The Guardian led with ‘Top climate sceptic calls for $100 bn fund to fight global warming.’
On the same day, the Daily Express had ‘Climate change lies are exposed.’
Quite an insight into editorial policy on climate change, I’m sure you’ll agree. The first of those headlines refers to a new book from Bjorn Lomborg, arguably the best known climate sceptic, in which he calls for immediate action on climate change. The article begins: “The world’s most high-profile climate change sceptic is to declare that global warming is “undoubtedly one of the chief concerns facing the world today” and “a challenge humanity must confront”, in an apparent U-turn that will give a huge boost to the embattled environmental lobby.”
Having gloated for six paragraphs, the article also mentions that the Interacademy Council has published it’s investigation into the IPCC’s 2007 report. As a result, there is pressure on IPCC chair Rajendra Pachauri to stand down.

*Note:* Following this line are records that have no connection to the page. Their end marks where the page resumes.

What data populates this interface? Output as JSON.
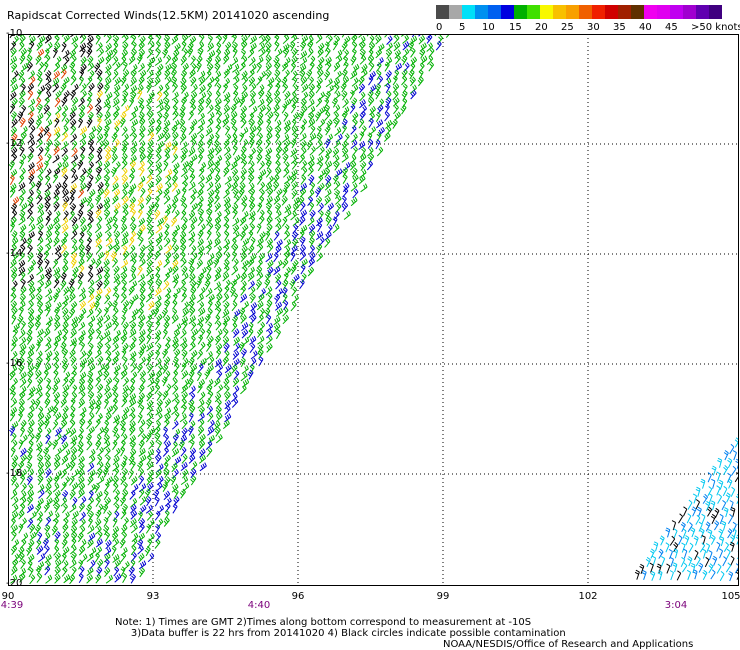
{
  "title": "Rapidscat Corrected Winds(12.5KM) 20141020 ascending",
  "scale": {
    "labels": [
      "0",
      "5",
      "10",
      "15",
      "20",
      "25",
      "30",
      "35",
      "40",
      "45",
      ">50 knots"
    ],
    "colors": [
      "#4b4b4b",
      "#a8a8a8",
      "#00d8f8",
      "#00a0f0",
      "#0000e0",
      "#00c000",
      "#40e000",
      "#f8f800",
      "#f8b000",
      "#f06000",
      "#e00000",
      "#a02000",
      "#603000",
      "#f000f0",
      "#a000c0",
      "#500090"
    ]
  },
  "y_labels": [
    "-10",
    "-12",
    "-14",
    "-16",
    "-18",
    "-20"
  ],
  "x_labels": [
    "90",
    "93",
    "96",
    "99",
    "102",
    "105"
  ],
  "time_labels": [
    "4:39",
    "4:40",
    "3:04"
  ],
  "note": "Note: 1) Times are GMT 2)Times along bottom correspond to measurement at -10S\n     3)Data buffer is 22 hrs from 20141020 4) Black circles indicate possible contamination",
  "credit": "NOAA/NESDIS/Office of Research and Applications"
}
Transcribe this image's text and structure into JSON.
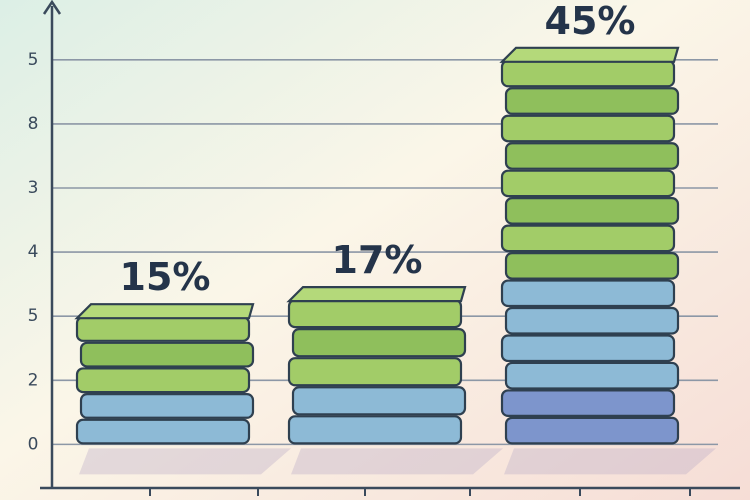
{
  "chart_data": {
    "type": "bar",
    "values": [
      15,
      17,
      45
    ],
    "value_labels": [
      "15%",
      "17%",
      "45%"
    ],
    "ylim": [
      -3,
      52
    ],
    "yticks": [
      0,
      {
        "value": 7.5,
        "label": "2"
      },
      {
        "value": 15,
        "label": "5"
      },
      {
        "value": 22.5,
        "label": "4"
      },
      {
        "value": 30,
        "label": "3"
      },
      {
        "value": 37.5,
        "label": "8"
      },
      {
        "value": 45,
        "label": "5"
      }
    ],
    "grid": true,
    "color": "#9ccb61"
  }
}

The Express, which came out against climate science in a big way last year, leads with the IAC report: “The world’s leading climate change body has been accused of losing credibility after a damning report into its research practices. A high-level inquiry into the Intergovernmental Panel on Climate Change found there was “little evidence” for its claims about global warming.”
The Express is being misleading here, as the report comments on IPCC structure and process, not the evidence for climate change. “The process used by the Intergovernmental Panel on Climate Change to produce its periodic assessment reports has been successful overall,” begins the IAC’s own press release, but it does recomend that it “fundamentally reform its management structure and strengthen its procedures”.

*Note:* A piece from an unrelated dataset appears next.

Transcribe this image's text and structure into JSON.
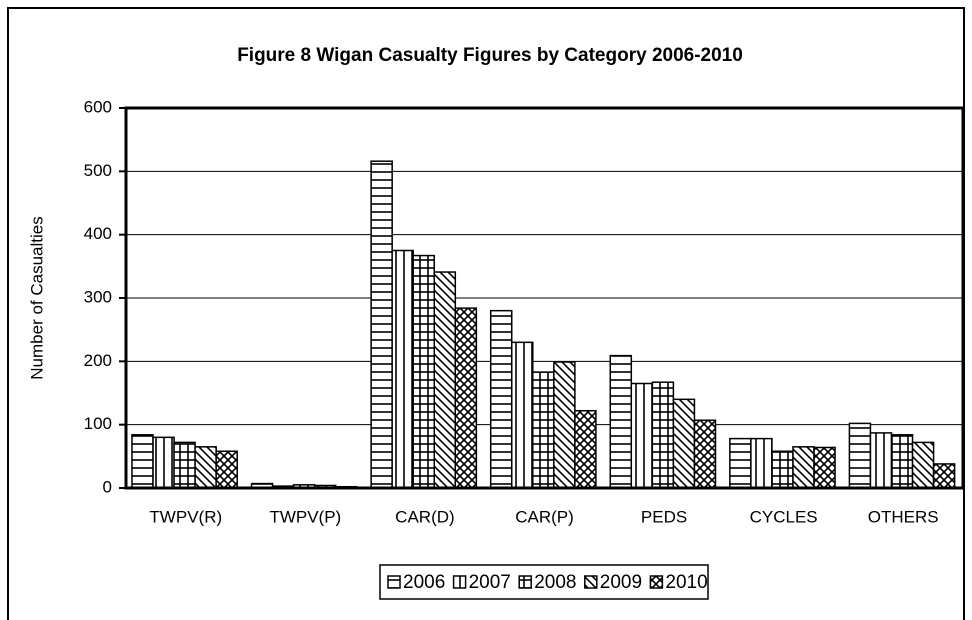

I mention these stories not to say who’s right and wrong, but as a reminder to read broadly. If you’re a Guardian reader, chances are you take climate change as a given. If you’re an Express reader, as the comments below the article testify, you may well think it’s all a massive con. It’s easy for us to surround ourselves with voices that we agree with, filling our bookmarks and RSS readers with “all the news you choose”. Let’s keep asking questions of our favourite news sources.